W bazie stacjonował 12 Dywizjon Rakietowej Obrony Powietrznej wchodzący w skład 13 Dywizji Artylerii Obrony Powietrznej Kraju (OPK) im. Powstańców Śląskich, z siedzibą w Bytomiu-numer JW 1049 kryptonim "Taras".
Jej zadaniem była ochrona GOP-u oraz pobliskich zakładów chemicznych w Zdzieszowicach.
Formowanie jednostki rozpoczęto w 1962 roku i wtedy , patrząc również po stylu koszar, wybudowano infrastrukturę bazy.
Dowódcy
kpt. Zbigniew Olejnik – 1962–1967
mjr Józef Dyrlaga – 1967–1970
ppłk Czesław Urban – 1970–1975
ppłk Bronisław Wajda – 1975–1976
ppłk Eugeniusz Półka – 1976–1990
kpt. Zbigniew Mizia – 1990–1993
ppłk Ireneusz Zaguła – 1993–1998
W drugiej połowie lat 60. zastępcą ds. politycznych - mjr Jan Puzio. W okresie drugiego dowódcy w jednostce służył ppor. Jan Lipka, którego żona, Regina Pisarek, była wówczas dość znaną piosenkarką. W latach dowódcy Mizi, służyli w niej wtedy kpt. Malinowski i sierż. Kęsicki.
Pierwsze strzelania bojowe, na poligonie w Aszułuku w byłym ZSRR, dywizjon odbył w 1962 roku, ocena 4,00. Kolejne strzelania bojowe dywizjon odbył w roku:
1967, dowódca mjr Zbigniew Olejnik, ocena 5,00;
1972, dowódca ppłk Czesław Urban, ocena 4,78;
1977, dowódca ppłk Eugeniusz Pułka, ocena 5,00;
1981, dowódca ppłk Eugeniusz Pułka, ocena 3,92;
1996, dowódca ppłk Ireneusz Zaguła, ocena 4,75.

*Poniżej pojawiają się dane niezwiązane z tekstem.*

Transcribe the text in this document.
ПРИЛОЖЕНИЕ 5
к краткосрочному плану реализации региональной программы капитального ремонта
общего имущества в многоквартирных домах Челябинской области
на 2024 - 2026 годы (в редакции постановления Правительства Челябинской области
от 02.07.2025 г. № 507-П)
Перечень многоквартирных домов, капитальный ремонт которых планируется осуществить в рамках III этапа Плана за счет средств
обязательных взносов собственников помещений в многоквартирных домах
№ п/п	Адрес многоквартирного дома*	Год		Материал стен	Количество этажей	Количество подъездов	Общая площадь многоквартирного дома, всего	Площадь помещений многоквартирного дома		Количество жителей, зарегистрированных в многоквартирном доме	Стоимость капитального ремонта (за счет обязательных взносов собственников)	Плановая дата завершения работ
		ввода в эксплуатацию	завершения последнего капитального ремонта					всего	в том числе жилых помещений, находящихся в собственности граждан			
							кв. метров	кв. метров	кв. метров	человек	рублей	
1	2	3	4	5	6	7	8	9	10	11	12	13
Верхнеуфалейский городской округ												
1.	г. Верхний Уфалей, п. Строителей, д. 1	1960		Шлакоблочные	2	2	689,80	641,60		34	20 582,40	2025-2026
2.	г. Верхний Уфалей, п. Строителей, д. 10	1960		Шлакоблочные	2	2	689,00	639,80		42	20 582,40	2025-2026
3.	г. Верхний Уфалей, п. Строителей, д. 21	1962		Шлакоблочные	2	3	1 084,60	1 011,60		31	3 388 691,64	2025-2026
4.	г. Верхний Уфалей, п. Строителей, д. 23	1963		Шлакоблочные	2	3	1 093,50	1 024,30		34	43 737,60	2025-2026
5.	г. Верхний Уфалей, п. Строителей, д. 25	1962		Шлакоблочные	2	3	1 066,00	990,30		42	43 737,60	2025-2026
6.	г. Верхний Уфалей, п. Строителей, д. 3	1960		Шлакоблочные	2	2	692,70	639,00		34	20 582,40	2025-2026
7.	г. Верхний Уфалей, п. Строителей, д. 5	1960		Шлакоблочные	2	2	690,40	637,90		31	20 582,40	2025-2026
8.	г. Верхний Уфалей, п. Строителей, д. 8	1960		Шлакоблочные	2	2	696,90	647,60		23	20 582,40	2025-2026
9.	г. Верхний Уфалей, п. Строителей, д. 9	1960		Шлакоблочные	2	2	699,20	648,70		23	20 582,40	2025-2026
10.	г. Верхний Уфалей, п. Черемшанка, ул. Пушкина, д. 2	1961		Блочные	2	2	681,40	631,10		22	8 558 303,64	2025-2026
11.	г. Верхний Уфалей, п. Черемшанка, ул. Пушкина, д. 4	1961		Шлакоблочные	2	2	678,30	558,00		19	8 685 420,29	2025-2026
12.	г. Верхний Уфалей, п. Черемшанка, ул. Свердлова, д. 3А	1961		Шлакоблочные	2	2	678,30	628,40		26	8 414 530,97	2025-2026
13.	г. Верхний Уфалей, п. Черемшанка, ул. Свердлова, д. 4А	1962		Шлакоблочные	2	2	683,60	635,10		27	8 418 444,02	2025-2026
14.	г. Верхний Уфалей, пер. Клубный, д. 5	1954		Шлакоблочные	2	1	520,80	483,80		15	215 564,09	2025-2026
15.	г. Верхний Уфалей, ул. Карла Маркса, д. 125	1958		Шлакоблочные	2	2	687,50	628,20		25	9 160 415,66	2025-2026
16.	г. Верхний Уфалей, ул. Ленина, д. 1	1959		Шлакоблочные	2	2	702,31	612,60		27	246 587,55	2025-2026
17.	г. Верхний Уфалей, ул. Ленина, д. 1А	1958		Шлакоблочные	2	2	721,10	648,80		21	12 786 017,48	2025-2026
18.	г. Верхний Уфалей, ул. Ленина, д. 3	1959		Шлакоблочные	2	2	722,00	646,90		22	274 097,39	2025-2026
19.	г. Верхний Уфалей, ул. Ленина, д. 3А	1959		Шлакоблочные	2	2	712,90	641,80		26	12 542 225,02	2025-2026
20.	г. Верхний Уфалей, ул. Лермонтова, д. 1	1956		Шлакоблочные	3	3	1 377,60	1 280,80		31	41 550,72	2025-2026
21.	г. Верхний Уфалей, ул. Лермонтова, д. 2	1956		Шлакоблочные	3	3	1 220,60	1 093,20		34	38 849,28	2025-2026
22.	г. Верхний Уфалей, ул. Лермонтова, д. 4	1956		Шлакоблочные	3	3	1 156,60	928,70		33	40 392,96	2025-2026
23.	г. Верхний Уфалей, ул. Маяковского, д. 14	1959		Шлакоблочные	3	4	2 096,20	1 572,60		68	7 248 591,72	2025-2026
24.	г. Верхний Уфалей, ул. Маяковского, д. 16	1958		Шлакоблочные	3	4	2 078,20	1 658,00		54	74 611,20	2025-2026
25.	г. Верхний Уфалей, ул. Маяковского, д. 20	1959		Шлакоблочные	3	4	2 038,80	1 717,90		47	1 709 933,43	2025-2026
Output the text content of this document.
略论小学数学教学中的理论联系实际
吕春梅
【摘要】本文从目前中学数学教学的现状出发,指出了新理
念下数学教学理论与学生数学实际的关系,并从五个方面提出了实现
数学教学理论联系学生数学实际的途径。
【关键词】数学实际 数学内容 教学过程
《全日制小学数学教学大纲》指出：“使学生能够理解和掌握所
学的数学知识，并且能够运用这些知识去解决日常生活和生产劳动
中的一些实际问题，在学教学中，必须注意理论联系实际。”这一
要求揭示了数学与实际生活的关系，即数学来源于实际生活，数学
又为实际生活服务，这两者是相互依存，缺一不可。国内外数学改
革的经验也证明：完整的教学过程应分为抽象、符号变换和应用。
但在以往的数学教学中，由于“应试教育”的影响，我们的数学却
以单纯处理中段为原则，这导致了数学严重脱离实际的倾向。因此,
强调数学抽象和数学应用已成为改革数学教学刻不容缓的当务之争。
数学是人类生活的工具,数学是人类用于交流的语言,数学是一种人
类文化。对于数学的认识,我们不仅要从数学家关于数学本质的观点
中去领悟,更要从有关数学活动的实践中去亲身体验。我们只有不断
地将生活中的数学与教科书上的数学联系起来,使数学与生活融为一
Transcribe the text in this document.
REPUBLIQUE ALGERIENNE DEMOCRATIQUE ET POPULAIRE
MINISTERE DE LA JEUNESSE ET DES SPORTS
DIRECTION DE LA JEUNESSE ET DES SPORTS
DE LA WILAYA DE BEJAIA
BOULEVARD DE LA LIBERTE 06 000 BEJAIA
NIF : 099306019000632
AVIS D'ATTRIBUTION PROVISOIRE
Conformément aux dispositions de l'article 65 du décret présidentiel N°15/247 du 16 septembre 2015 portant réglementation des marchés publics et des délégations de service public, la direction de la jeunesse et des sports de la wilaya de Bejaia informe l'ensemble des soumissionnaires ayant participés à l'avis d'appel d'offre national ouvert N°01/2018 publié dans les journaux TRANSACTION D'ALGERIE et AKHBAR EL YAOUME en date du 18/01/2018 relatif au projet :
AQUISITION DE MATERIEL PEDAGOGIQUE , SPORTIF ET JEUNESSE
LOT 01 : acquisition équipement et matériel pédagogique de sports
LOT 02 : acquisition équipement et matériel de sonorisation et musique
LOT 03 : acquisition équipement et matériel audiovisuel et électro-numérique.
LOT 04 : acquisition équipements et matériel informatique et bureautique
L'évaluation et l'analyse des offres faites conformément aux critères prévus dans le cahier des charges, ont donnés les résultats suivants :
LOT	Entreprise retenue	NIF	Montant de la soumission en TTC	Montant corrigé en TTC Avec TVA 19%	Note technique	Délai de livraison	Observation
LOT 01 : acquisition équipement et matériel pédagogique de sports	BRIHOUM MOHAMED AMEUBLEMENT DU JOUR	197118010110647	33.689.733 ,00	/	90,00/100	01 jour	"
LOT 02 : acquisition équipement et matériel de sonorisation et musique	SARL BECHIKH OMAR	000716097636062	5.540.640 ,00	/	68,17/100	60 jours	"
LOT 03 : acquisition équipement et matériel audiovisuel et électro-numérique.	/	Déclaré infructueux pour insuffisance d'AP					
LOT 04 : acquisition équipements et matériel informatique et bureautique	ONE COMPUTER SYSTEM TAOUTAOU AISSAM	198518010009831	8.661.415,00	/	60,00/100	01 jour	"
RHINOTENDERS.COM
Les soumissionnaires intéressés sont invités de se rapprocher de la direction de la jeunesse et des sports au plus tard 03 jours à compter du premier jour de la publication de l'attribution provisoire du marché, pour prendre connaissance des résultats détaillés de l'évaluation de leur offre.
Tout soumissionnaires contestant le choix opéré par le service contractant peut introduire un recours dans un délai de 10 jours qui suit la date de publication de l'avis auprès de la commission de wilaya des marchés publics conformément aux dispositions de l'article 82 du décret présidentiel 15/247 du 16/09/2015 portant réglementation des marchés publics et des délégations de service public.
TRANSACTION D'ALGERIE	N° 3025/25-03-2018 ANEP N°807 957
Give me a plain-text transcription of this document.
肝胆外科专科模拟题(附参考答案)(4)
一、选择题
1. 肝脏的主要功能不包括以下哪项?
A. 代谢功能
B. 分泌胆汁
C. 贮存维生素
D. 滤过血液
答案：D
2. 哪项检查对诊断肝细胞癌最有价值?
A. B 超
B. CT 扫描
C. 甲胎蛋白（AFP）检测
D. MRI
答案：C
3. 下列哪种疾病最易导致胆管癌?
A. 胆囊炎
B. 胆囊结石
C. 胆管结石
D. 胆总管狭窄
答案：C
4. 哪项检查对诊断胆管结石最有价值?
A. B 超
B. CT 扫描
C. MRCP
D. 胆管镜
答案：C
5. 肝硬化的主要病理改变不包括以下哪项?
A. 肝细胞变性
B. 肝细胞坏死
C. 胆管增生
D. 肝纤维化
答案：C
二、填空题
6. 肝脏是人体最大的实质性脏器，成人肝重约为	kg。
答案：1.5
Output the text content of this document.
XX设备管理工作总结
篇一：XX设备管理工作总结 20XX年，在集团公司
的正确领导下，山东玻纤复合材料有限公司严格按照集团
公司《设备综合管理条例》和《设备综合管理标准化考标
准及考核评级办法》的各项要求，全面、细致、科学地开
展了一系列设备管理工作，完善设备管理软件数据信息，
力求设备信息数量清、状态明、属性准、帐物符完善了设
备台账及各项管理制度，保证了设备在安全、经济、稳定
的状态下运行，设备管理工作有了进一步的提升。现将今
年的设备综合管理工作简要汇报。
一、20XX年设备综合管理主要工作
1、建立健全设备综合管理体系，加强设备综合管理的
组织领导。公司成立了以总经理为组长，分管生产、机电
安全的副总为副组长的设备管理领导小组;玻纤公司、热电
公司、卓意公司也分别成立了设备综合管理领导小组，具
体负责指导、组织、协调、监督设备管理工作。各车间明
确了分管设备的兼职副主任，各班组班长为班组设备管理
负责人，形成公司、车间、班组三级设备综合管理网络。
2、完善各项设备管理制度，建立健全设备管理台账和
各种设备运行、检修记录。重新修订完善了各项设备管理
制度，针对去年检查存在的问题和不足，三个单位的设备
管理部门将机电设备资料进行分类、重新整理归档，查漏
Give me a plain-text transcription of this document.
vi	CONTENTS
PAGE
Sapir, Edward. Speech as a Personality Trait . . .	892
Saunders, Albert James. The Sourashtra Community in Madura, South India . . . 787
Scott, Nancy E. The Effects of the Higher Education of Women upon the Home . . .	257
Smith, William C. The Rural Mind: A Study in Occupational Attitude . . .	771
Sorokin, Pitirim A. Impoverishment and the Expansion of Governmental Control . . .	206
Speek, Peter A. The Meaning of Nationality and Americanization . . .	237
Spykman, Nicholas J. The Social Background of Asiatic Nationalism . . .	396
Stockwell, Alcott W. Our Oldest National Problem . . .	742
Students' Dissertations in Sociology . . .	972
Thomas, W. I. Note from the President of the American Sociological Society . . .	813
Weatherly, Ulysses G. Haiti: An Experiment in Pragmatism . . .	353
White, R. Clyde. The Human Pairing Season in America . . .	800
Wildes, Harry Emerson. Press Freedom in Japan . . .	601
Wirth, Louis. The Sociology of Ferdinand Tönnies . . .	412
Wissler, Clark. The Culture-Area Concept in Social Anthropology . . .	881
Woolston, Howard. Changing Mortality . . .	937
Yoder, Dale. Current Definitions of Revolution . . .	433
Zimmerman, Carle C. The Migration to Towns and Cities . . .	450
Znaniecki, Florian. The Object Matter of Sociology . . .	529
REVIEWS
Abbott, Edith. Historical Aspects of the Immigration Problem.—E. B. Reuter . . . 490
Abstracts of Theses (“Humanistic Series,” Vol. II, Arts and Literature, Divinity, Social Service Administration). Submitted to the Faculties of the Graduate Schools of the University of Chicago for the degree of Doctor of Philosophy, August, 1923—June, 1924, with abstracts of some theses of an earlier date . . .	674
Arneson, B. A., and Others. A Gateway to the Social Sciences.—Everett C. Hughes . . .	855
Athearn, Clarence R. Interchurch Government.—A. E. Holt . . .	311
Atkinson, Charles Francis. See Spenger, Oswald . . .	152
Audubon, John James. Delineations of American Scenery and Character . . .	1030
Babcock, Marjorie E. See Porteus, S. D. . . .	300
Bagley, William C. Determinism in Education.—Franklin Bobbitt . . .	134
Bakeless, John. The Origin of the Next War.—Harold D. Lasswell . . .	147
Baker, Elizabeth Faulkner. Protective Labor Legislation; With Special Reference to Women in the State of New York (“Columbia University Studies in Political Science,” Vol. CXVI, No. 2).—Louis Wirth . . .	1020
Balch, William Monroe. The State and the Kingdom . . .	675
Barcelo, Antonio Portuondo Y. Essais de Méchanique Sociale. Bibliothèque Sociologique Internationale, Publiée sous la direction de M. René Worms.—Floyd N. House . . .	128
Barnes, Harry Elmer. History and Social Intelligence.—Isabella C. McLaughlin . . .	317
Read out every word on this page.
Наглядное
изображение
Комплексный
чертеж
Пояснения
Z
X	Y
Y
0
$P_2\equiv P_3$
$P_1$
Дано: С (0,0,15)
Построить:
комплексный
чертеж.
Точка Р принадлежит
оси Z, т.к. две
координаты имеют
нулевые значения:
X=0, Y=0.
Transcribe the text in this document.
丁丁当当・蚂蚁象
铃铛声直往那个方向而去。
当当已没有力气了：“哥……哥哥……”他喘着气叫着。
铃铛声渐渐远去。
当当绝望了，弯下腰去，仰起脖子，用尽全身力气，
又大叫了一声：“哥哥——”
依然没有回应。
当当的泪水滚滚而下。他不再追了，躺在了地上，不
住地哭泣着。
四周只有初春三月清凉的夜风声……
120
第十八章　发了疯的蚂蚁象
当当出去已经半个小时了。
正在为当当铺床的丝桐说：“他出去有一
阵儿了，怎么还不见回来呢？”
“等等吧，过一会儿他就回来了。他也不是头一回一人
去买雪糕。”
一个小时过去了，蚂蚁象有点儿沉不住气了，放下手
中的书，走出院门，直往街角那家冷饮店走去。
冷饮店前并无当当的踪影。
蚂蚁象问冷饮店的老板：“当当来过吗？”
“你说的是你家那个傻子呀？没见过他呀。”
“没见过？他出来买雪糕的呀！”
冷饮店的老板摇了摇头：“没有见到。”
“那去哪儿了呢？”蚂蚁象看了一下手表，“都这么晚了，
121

Początkowo jednostka została wyposażona w "Dźwiny" zamienione później na "Wołchowy"
Do właściwej części kompleksu można wjechać w szkieletkowym stylu autem, choć my woleliśmy mniej inwazyjną metodę
Pierwsze co napotkamy będąc w bazie to sporych rozmiarów wały ziemne które stanowiły punkt uzbrojenia rakiet.
Następnie w samym środku dojdziemy do zrujnowanej stacji naprowadzania. W ukrytym pod ziemnym nasypem budynku znajdowała się stołówka, sala dowodzenia, pomieszczenia do odpoczynku załogi, komory do odkażania, elektrownia z agregatami polowymi, kabiny dowodzenia oraz magazyn części zapasowych. To co zwraca największą uwagę to 6 ogromnych garaży. Niegdyś każdy z nich, zaopatrzony w kilkumetrowe stalowe bramy, mieścił wspomniane kabiny. W pierwszym pomieszczeniu znajdowała się kabina systemu dowodzenia "Wektor", w drugim pomieszczeniu, przy kabinie "U" siedział oficer naprowadzania, a także operatorzy ręcznego śledzenia, technik kabiny, żołnierz z baterii startowej i dowódca dywizjonu przy ruchomym wskaźniku stacji radiolokacyjnej. Wszystko to było połączone setkami metrów różnej grubości kabli i przewodów. Kabiny były mobilne po podłączeniu ich do samochodu typu "KRaz". Jako ciekawostkę napiszę, iż podobno w każdym garażu znajdowała się siekierka. W razie pożaru, zamiast wyrywać wtyczki z każdego pojedyńczego gniazdka żołnierz miał przeciąć je brutalnie siekierą, a następnie wypchnąć kabiny z garażu.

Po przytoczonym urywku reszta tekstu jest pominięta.